4 avril 2034. Si vous comptez bien, la fin du mois est dans vingt-six jours et, parce que vous ne comptez justement pas bien, votre solde en banque affiche déjà du négatif en rouge écarlate.
Large comme le Pacifique, le découvert est tel que certains paiements ne peuvent pas être prélevés –c'est le cas de la 67e traite de la petite Ford électrique que vous vous êtes achetée à la sueur de votre crédit à la consommation (TAEG 38%) pour vous rendre au travail.
Depuis une dizaine de jours, votre auto vous envoie des signaux sonores très énervants. Avant-hier, c'est la climatisation qui s'est mise à l'arrêt. Ce matin, patatras: habillé et coiffé de près, la tête encore un peu vaporeuse et vous tenant sur le perron de votre porte, vous voyez éberlué le véhicule démarrer seul et quitter le quartier. Direction? Direction la banque, en gros: après tout, vous n'aviez qu'à payer.
Un scénario de science-fiction? Peut-être. Ou du moins pour l'instant. Car comme l'explique The Drive, Ford a déposé en 2021 un brevet, rendu public ces derniers jours, imaginant très précisément un système de la sorte.

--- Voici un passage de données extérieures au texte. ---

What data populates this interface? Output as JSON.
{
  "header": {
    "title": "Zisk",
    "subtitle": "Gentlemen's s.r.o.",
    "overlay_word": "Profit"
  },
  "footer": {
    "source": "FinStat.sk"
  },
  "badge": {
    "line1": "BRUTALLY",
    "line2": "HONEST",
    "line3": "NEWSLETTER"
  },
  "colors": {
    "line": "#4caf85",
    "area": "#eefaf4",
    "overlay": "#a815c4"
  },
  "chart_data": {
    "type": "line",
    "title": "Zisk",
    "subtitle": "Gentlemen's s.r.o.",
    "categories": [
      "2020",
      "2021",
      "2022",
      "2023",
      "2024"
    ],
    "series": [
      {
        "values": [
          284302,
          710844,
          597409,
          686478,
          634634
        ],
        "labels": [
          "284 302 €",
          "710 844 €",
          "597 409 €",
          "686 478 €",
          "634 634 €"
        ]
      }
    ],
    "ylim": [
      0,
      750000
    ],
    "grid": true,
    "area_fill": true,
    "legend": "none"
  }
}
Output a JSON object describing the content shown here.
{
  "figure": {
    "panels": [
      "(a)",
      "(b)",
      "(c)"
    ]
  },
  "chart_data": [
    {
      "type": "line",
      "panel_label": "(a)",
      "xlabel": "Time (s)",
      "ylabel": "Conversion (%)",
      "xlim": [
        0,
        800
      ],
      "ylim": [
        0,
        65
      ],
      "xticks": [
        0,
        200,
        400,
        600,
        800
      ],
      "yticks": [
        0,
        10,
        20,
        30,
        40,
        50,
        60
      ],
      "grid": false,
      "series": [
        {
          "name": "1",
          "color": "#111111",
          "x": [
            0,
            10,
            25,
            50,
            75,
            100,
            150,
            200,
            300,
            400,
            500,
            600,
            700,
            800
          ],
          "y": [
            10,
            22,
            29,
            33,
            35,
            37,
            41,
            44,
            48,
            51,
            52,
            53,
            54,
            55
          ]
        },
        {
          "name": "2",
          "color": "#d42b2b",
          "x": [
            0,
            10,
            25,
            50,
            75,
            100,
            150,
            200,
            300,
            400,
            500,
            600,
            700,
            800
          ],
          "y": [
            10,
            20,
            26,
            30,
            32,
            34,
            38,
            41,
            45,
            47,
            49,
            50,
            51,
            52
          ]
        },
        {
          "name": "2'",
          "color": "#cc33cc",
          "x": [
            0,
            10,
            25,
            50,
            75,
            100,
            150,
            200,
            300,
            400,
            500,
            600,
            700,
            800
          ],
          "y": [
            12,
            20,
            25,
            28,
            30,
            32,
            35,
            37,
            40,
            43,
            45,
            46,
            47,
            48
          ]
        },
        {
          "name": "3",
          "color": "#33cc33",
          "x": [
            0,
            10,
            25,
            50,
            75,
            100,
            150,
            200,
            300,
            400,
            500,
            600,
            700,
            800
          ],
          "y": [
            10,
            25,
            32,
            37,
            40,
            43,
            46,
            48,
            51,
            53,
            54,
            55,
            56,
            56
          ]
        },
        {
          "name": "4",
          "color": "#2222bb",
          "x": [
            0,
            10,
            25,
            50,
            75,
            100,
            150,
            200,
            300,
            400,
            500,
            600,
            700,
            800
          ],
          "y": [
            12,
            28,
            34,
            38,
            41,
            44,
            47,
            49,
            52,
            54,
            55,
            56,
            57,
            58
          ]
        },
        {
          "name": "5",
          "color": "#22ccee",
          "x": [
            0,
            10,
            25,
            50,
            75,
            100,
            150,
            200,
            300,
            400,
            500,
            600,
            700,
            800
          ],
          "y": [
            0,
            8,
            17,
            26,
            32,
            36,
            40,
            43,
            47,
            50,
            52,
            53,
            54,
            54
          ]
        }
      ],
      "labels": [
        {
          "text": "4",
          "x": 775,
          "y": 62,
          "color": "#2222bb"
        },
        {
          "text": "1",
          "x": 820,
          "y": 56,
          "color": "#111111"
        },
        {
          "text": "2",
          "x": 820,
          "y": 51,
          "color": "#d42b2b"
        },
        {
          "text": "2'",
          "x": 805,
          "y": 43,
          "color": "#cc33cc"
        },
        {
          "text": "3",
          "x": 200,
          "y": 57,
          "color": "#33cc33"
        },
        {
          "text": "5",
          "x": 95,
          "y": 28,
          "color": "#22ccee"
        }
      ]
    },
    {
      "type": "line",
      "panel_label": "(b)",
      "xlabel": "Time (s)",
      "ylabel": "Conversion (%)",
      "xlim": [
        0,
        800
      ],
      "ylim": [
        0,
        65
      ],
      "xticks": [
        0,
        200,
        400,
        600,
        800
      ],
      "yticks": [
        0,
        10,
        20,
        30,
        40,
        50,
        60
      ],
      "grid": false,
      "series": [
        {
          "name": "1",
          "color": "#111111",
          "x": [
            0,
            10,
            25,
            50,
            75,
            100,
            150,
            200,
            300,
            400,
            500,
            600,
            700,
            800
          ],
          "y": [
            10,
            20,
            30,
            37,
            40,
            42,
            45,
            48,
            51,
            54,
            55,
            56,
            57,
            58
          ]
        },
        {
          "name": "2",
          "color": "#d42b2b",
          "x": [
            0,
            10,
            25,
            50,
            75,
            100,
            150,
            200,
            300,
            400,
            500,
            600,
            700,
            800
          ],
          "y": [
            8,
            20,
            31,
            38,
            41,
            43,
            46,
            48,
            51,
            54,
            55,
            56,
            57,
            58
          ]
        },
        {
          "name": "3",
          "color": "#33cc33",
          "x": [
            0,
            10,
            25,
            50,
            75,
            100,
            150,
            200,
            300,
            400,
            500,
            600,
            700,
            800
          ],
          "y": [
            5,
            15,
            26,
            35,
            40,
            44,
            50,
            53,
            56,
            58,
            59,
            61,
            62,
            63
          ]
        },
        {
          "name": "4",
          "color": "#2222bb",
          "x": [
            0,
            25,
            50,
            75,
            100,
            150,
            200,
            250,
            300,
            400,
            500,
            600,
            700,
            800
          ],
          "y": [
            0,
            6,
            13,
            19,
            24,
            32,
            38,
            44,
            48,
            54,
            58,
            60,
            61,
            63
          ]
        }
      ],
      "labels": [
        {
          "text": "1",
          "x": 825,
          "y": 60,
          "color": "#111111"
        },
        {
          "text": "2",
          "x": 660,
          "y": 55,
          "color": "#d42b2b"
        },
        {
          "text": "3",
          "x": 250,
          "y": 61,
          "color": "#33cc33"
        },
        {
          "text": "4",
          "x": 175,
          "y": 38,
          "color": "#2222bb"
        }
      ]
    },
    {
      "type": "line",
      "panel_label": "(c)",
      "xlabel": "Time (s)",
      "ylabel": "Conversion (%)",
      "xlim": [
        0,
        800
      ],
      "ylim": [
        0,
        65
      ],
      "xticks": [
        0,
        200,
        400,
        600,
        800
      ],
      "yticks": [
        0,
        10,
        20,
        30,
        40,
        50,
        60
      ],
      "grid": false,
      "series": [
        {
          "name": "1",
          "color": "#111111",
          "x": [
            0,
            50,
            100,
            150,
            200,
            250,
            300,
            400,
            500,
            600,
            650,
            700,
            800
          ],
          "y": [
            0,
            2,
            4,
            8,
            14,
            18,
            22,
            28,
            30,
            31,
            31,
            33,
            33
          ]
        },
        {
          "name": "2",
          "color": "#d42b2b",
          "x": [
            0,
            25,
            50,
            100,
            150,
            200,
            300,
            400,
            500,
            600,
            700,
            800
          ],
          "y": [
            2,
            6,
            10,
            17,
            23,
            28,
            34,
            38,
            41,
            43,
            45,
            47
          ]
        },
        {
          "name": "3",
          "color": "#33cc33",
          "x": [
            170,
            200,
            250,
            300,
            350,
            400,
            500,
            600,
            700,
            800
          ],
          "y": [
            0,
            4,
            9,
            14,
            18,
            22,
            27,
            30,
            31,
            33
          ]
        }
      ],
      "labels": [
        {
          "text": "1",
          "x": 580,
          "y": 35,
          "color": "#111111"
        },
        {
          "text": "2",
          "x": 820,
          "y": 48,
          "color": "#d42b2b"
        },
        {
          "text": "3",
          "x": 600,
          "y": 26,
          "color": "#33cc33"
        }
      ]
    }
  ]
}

Soit des véhicules capables de «punir» les mauvais payeurs, voire de procéder à une sorte de saisie autonome (une «repossession» ou «repo», en anglais) si les traites ne finissent pas par débouler sur les comptes de vos débiteurs.
Ford «Christine»
Il ne s'agit bien sûr que d'un brevet, pas d'un projet: la protection d'une idée, au cas où. Pourtant, Ars Technica racontait quelque chose d'assez proche il y a quelques jours: le système Car-Net de Volkswagen a initialement refusé de transmettre à un shérif de l'Illinois les coordonnées GPS d'un véhicule dans lequel pouvait se trouver un enfant enlevé, au prétexte que l'option n'avait pas été payée.
Le brevet de Ford est néanmoins d'une grande précision: s'il ne sert pas à un prochain véhicule, il fera un excellent scénario de film dystopique en milieu suburbain américain.
Comme expliqué de manière imagée un peu plus haut, un système d'avertissements est prévu, car après tout, la pitié n'est pas tout à fait absente de ce monde.
Si ceux-ci ne sont pas suivis d'effet, donc d'un paiement, on passe au bâton. L'automobile, qui peut communiquer avec des concessions ou banques ou créditeurs via internet, peut désactiver certaines de ses options, des plus anodines (le limitateur de vitesse, le lecteur multimédia...) aux plus précieuses (la climatisation, qui sera quelque peu utile lorsqu'il fera 67°C au printemps).
Cela n'a pas suffi ou, sans doute plus probablement, ça n'a pas fait pousser de coquettes sommes d'argent dans votre compte en banque? Elle peut alors se fermer à vous, jusqu'à ce que vous finissiez par vous acquitter de la douloureuse somme.
De manière encore plus étrange, The Drive note que le brevet n'oublie pas de mentionner les cas d'urgence, en particulier celui d'une crise cardiaque ou de ses prémisses: dans ce cas, la voiture pourra s'ouvrir, mais un système de caméra s'activera pour vérifier que vous ne feignez pas l'infarctus (on vous connaît).
Et puisque, dans ce brillant futur, les automobiles seront autonomes, les créditeurs peuvent sonner le rappel s'ils estiment qu'ils ne vous doivent plus la moindre chance de vous racheter, littéralement, une conduite. Le véhicule s'en ira donc tout seul vers d'autres horizons: ce peut être une concession, les locaux d'une entreprise de recouvrement, une place de parking sécurisée ou un remorqueur qui viendra ensuite la chercher.
Du moins, si le véhicule a encore de la valeur. Car le brevet stipule clairement que si le débiteur estime que l'auto ne vaut plus un clou ou que les coûts de sa saisie dépassent ceux de son éventuelle revente, celle-ci pourra directement aller se garer à la casse, ou du moins au dépotoir. Vivement le futur.